Now, the second part is where I diverge from the official solution. Here’s the problem description:
b) Again, we suppose that a list contains elements that are lists themselves. But this time the objective is to sort the elements according to their length frequency; i.e. in the default, sorting is done ascendingly, lists with rare lengths are placed [first], others with a more frequent length come later.
And the expected call and result is
[scala]
scala> lsortFreq(List(List("a", "b", "c"), List("d", "e"), List("f", "g", "h"), List("d", "e"), List("i", "j", "k", "l"), List("m", "n"), List("o")))
res1: List[List[java.lang.String]] = List(List(i, j, k, l), List(o), List(a, b, c), List(f, g, h), List(d, e), List(d, e), List(m, n))[/scala]
First, let’s look at what they presented as the solution. It referenced functions from other files, but I have included them all here for easy of viewing.
[scala]
def lsortFreq[A](ls: List[List[A]]): List[List[A]] = {
val freqs = Map(encode(ls map { _.length } sort { _ < _ }) map { _.swap }:_*)
ls sort { (e1, e2) => freqs(e1.length) < freqs(e2.length) }
}
def encode[T](ls: List[T]): List[(Int, T)] = {
val packedList = pack(ls)
packedList map {list => (list.length, list.head)}
}
def pack[T](ls: List[T]): List[List[T]] = ls match {
case Nil => Nil
case h :: tail => (h :: tail.takeWhile(_ == h)) :: pack(tail.dropWhile(_ == h))
}
[/scala]
I think this is very confusing code. It’s calling the encode function which does run-length encoding of the passed-in thing. It then uses a Map of these encodings to sort the passed-in list. The presence of five underscores in the first line, obscures where those parameters are coming from, and the final underscore is actually part of the _* method of the Array class!
My solution, while being a longer function, is far more readable, in my opinion. And, it’s the same number of lines as the three-method solution. Here it is
[scala]
def lsortFreq[T](ls: List[List[T]]) = {
val lengthMap = scala.collection.mutable.Map[Int, Int]()
for (l <- ls) {
val len = l.length
if (!lengthMap.contains(len)) {
lengthMap(len) = 1
} else {
lengthMap(len) += 1
}
}
ls sortWith {(a, b) => lengthMap(a.length) < lengthMap(b.length)}
}
[/scala]
In my function, I created a mutable Map and then iterate over the list, getting each item’s length, and then keep a running tally of how many items had that length. The map has these lengths as its keys, and the number of items with that length as its values. Get it? I then sort the original list by having each item in the comparison lookup how many items share its length, and use that as the sort criterion.

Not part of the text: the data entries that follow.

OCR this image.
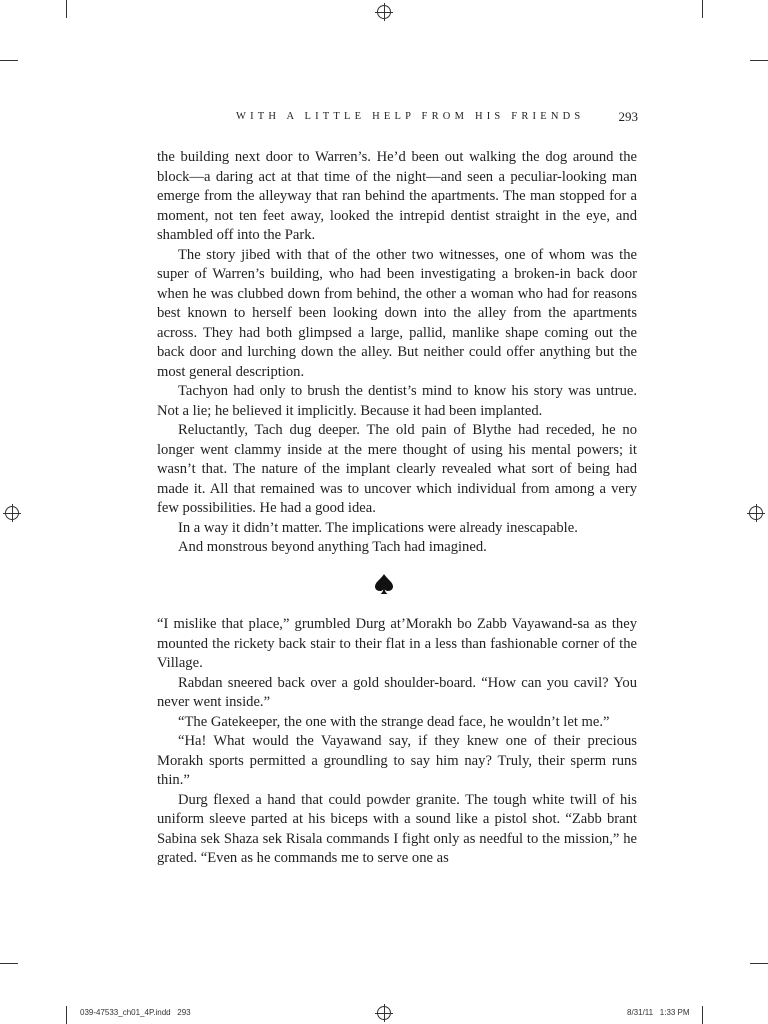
WITH A LITTLE HELP FROM HIS FRIENDS	293

the building next door to Warren’s. He’d been out walking the dog around the block—a daring act at that time of the night—and seen a peculiar-looking man emerge from the alleyway that ran behind the apartments. The man stopped for a moment, not ten feet away, looked the intrepid dentist straight in the eye, and shambled off into the Park.

The story jibed with that of the other two witnesses, one of whom was the super of Warren’s building, who had been investigating a broken-in back door when he was clubbed down from behind, the other a woman who had for reasons best known to herself been looking down into the alley from the apartments across. They had both glimpsed a large, pallid, manlike shape coming out the back door and lurching down the alley. But neither could offer anything but the most general description.

Tachyon had only to brush the dentist’s mind to know his story was untrue. Not a lie; he believed it implicitly. Because it had been implanted.

Reluctantly, Tach dug deeper. The old pain of Blythe had receded, he no longer went clammy inside at the mere thought of using his mental powers; it wasn’t that. The nature of the implant clearly revealed what sort of being had made it. All that remained was to uncover which individual from among a very few possibilities. He had a good idea.

In a way it didn’t matter. The implications were already inescapable.

And monstrous beyond anything Tach had imagined.

“I mislike that place,” grumbled Durg at’Morakh bo Zabb Vayawand-sa as they mounted the rickety back stair to their flat in a less than fashionable corner of the Village.

Rabdan sneered back over a gold shoulder-board. “How can you cavil? You never went inside.”

“The Gatekeeper, the one with the strange dead face, he wouldn’t let me.”

“Ha! What would the Vayawand say, if they knew one of their precious Morakh sports permitted a groundling to say him nay? Truly, their sperm runs thin.”

Durg flexed a hand that could powder granite. The tough white twill of his uniform sleeve parted at his biceps with a sound like a pistol shot. “Zabb brant Sabina sek Shaza sek Risala commands I fight only as needful to the mission,” he grated. “Even as he commands me to serve one as

039-47533_ch01_4P.indd   293	8/31/11   1:33 PM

I have no idea which of these solutions is more efficient. For small problems like this, I doubt there’s any measurable difference. But I do believe that my solution is easier to read and understand. So much so, in fact, that I think someone who is not familiar with Scala would be able to easily figure out what it’s doing. I don’t know that the same can be said of the other solution.
I got criticized for promoting terse code in this article, so this is my attempt at balance.
Note: I did change the inputs to these functions from symbols to strings. The code formatter I use on the blog wasn’t colorizing things properly when there were symbols involved.